Она посоветовала ему быть осторожнее, поберечься гриппа, очень опасного в это время года. Но у Витора не было времени думать о холоде; он ограничивался тем, что только ворчал по поводу падения температуры. Мариана заботилась о нем, материнский инстинкт заставлял ее беспокоиться о здоровье товарища. При встрече с архитекторами из мастерской Маркоса она спросила, нет ли у кого-нибудь из них поношенного шерстяного костюма, чтобы подарить одному другу. Так она добыла не только костюм, но и теплое пальто. При встрече она передала Витору пакет, и тот, развернув эти сокровища, радостно воскликнул:

– Теперь я посмеюсь над холодом… – Но тут же, после легкого раздумья, отдал костюм обратно. – С меня хватит и пальто. А костюм мы подарим Рамиро: португалец ходит в таких заплатанных штанах, что похож на пугало.

Мариана заметила:

– Это значит, что мне придется раздобыть еще один костюм – для тебя. Посмотрим, может быть, я достану у доктора Сабино. Он примерно твоего роста.

– Это, несомненно, было бы идеальным решением вопроса. Но не в этом дело, пора приниматься за работу…

И он забыл об одежде, о холоде, об усталости, сосредоточившись на задачах, которые предстояло осуществить. Нужно создать в Сан-Пауло, важнейшем промышленном центре Бразилии, «крупную массовую партийную организацию, партию нового типа», – объяснял он Мариане.

13

В этом сезоне Мануэла дебютировала в «Лебедином озере» Чайковского. Спектакль пришелся случайно в тот день, когда она вторично посетила Маркоса, неделю спустя после их признания в любви. Мануэла появилась в тюрьме, нагруженная свертками: она истратила на сладости, фрукты и консервы часть своих сбережений.

– Это для тебя и для твоих друзей, – сказала она архитектору, показывая груду пакетов, которые надзиратели забирали на просмотр начальству.

Она принесла также программу вечернего спектакля, ей пришлось и ее оставить в конторе тюрьмы для просмотра, прежде чем она будет передана заключенному. Но она и без программы рассказала ему о том, как распределены роли, описала каждого танцора и каждую балерину, их достоинства и недостатки. Она преподнесла жене бывшего офицера билет на спектакль; на прошлой неделе они вместе вышли из тюрьмы, та вместе с ней ходила по магазинам за покупками, давала советы, как действовать, чтобы добиться освобождения Маркоса. Архитектор был глубоко тронут всем этим; теперь он понимал, что значит день свиданий для заключенных. Мануэла вздохнула:

– Ах, как бы мне хотелось увидеть тебя сегодня в театре! Мне кажется, я сделала успехи, Маркос. Серж – замечательный балетмейстер, я многому у него научилась.

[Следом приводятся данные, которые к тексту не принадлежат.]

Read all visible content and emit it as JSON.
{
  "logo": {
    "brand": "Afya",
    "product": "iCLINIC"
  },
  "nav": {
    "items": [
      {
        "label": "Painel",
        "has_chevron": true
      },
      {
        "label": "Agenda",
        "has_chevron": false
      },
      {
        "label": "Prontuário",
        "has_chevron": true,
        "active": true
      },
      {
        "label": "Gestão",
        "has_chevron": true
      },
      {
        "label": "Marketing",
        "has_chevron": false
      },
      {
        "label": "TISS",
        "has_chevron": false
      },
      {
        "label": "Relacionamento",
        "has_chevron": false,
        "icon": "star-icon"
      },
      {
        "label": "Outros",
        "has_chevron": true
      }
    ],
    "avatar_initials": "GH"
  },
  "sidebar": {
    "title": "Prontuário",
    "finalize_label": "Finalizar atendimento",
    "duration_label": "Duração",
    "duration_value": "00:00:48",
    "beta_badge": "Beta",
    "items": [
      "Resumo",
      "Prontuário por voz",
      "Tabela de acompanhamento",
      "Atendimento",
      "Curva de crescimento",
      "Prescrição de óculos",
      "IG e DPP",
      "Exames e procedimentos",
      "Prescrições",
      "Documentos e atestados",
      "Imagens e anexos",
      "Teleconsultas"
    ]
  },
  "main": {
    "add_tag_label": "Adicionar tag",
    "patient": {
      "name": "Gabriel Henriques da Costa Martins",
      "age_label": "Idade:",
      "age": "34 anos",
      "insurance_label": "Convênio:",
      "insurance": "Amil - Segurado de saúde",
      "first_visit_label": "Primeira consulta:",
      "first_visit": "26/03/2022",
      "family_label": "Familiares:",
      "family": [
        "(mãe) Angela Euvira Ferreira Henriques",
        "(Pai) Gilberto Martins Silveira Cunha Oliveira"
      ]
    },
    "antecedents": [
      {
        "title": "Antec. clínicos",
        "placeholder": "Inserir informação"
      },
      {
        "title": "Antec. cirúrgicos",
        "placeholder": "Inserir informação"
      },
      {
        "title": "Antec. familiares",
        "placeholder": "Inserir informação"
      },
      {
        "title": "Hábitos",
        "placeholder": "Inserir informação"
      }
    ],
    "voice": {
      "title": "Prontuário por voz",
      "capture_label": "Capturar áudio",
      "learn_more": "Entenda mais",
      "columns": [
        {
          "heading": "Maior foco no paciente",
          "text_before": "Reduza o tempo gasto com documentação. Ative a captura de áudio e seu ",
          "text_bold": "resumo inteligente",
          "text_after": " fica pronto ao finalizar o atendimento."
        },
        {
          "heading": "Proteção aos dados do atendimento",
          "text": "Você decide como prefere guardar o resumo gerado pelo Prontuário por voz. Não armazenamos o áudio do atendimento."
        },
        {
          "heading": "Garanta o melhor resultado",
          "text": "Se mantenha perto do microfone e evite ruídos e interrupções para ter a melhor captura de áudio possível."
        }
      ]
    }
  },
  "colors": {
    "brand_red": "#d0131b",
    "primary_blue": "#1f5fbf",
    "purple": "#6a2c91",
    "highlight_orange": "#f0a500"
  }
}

Маркос тоже вздохнул: он очень любил «Лебединое озеро»; чего бы только он ни дал, чтобы присутствовать на спектакле, в котором танцует Мануэла…

– Не думаю, чтобы в этом сезоне мне удалось увидеть, как ты танцуешь. А потом ведь ты уедешь в Соединенные Штаты…

– Уеду? Да я и не думаю об этом, Маркос.

– То есть, как не думаешь? Нет, на это я не согласен.

– Вот видишь? Мы еще не поженились, а ты уже хочешь мною командовать… – засмеялась Мануэла. – Настоящий феодальный властелин…

Но он не смеялся.

– Я не могу согласиться, чтобы ты принесла мне в жертву свое будущее. Если я выйду раньше твоего отъезда, мы поженимся; ты уедешь, а я буду тебя ждать. Я не смогу поехать с тобой – у меня запущены дела, и, кроме того, не думаю, чтобы мне дали визу в Соединенные Штаты. Если я не выйду до этого, то я тем более не согласен, чтобы из-за меня ты жертвовала своей карьерой.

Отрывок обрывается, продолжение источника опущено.